Tuesday, April 20, 2004

More on Congressional Override

I noted Friday that Rep. Ron Lewis has introduced legislation to allow a super majority in Congress to override a Supreme Court finding that a particular law is unconstitutional. So far I have found little commentary on this in either the press or the blogosphere. How Appealing notes without comment that an editorial in the Las Vegas Review Journal calls this a very bad idea. But the article in question does not so much argue as merely assert that this would be unconstitutional and a violation of the principle of checks and balances. The latter is by no means a foregone conclusion, however, since it is at least equally arguable that the current policy of the Court is producing legislation by judicial fiat, upon which there is currently no effective check. And the requirement of a 2/3 super majority is certainly considered a balance in the case of overriding a presidential veto, so I don't see that applying the same principle to the Court would be necessarily unbalcing.

But is this legislation unconstitutional? The doctrine of judicial review was first established by Chief Justice John Marshall in Marbury v. Madison (1803). "It is emphatically the province and duty of the judicial department to say what the law is. Those who apply the rule to particular cases, must of necessity expound and interpret that rule ... This is the very essence of judicial duty." In this decision he was echoing the words of Alexander Hamilton in Federalist 78:

    "The interpretation of the laws is the proper and peculiar province of the courts. A constitution is, in fact, and must be regarded by the judges, as a fundamental law. It therefore belongs to them to ascertain its meaning, as well as the meaning of any particular act proceeding from the legislative body. If there should happen to be an irreconcilable variance between the two, that which has the superior obligation and validity ought, of course, to be preferred; or, in other words, the Constitution ought to be preferred to the statute, the intention of the people to the intention of their agents.
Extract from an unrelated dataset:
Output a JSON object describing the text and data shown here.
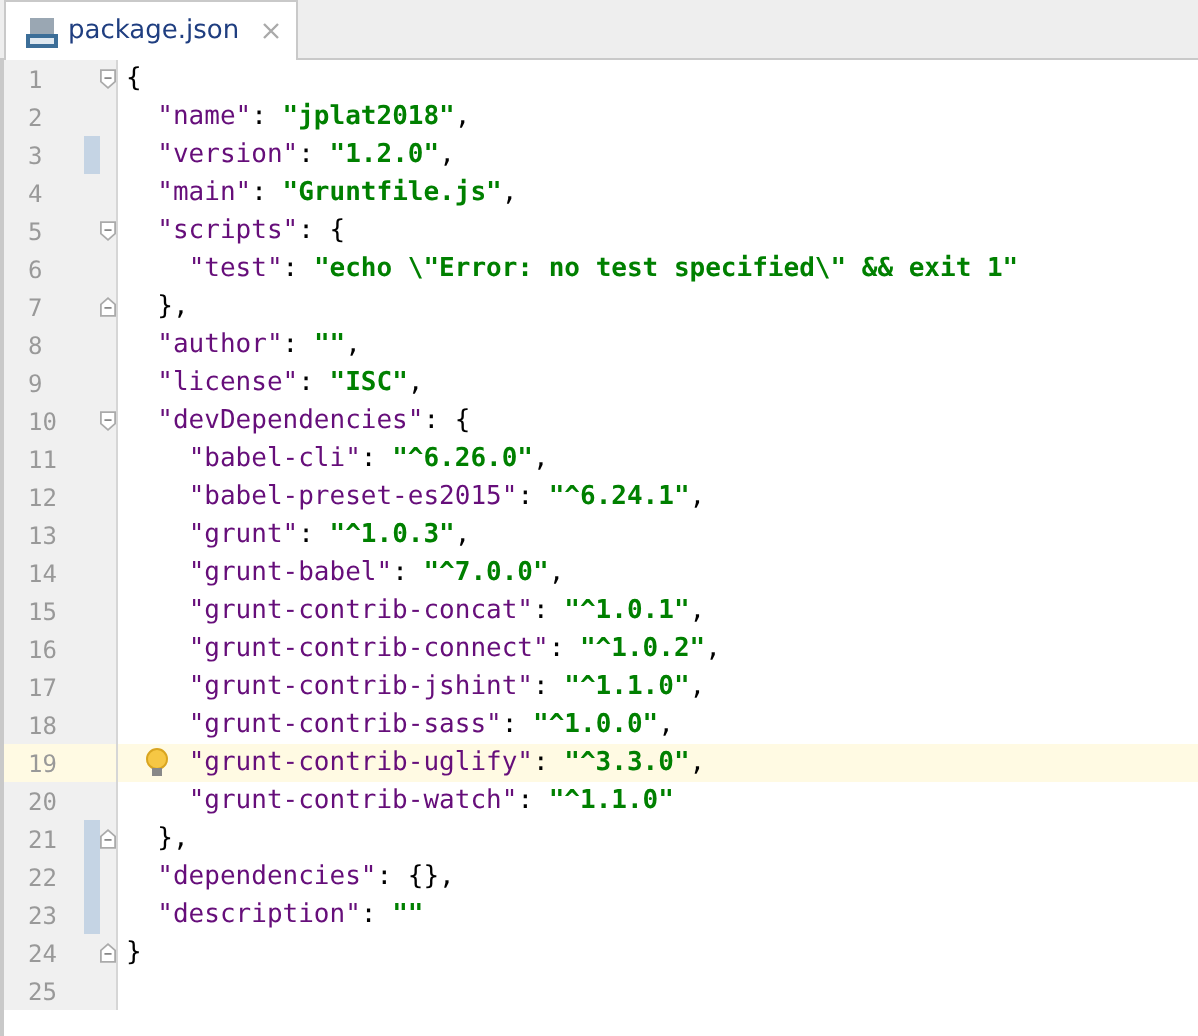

    Nor does this conclusion by any means suppose a superiority of the judicial to the legislative power. It only supposes that the power of the people is superior to both; and that where the will of the legislature, declared in its statutes, stands in opposition to that of the people, declared in the Constitution, the judges ought to be governed by the latter rather than the former. They ought to regulate their decisions by the fundamental laws, rather than by those which are not fundamental."


The difficulty is that this doctrine is not explicitely stated in the Constitution itself. Furthermore, the charge is that the Courts have overstepped their authority in finding law in the "emanations and penumbra" of the Constitution, not in its actual words. Hamilton deals dismissively with this problem in the same article:
    "It can be of no weight to say that the courts, on the pretense of a repugnancy, may substitute their own pleasure to the constitutional intentions of the legislature. This might as well happen in the case of two contradictory statutes; or it might as well happen in every adjudication upon any single statute. The courts must declare the sense of the law; and if they should be disposed to exercise WILL instead of JUDGMENT, the consequence would equally be the substitution of their pleasure to that of the legislative body. The observation, if it prove any thing, would prove that there ought to be no judges distinct from that body."


But if the Courts cannot be trusted to accurately interperet the Constitution, does it not follow from Hamilton's own argument, that this duty must devolve back to the people, through their elected representatives?

Rep. Lewis is basing his argument on Article III, Section 2 of the Constitution:
    "In all cases affecting ambassadors, other public ministers and consuls, and those in which a state shall be party, the Supreme Court shall have original jurisdiction. In all the other cases before mentioned, the Supreme Court shall have appellate jurisdiction, both as to law and fact, with such exceptions, and under such regulations as the Congress shall make."
The proposed legislation HR3920 would be limited to those cases involving judicial review so they would not fall within the original jurisdiction of the Court.

In his response to a critical article in the Kentucky Standard, Rep. Lewis makes the following interesting appeal:
    "Members of Congress have, through the years, attempted to use this clause to strip the Court of its jurisdiction over certain issues. I don't seek to relieve the Court of any jurisdiction. I aim only to add a check on the Court when it interjects itself in the legislative process. The confirmation process is a flawed, impotent legislative check on the judicial branch. Politics permeate the process with justices too often hiding their ideological leanings until after they have been seated at the bench. Impeachment would also be improper because to attempt to unseat justices purely because of unpopular decisions would be tantamount to a witch hunt."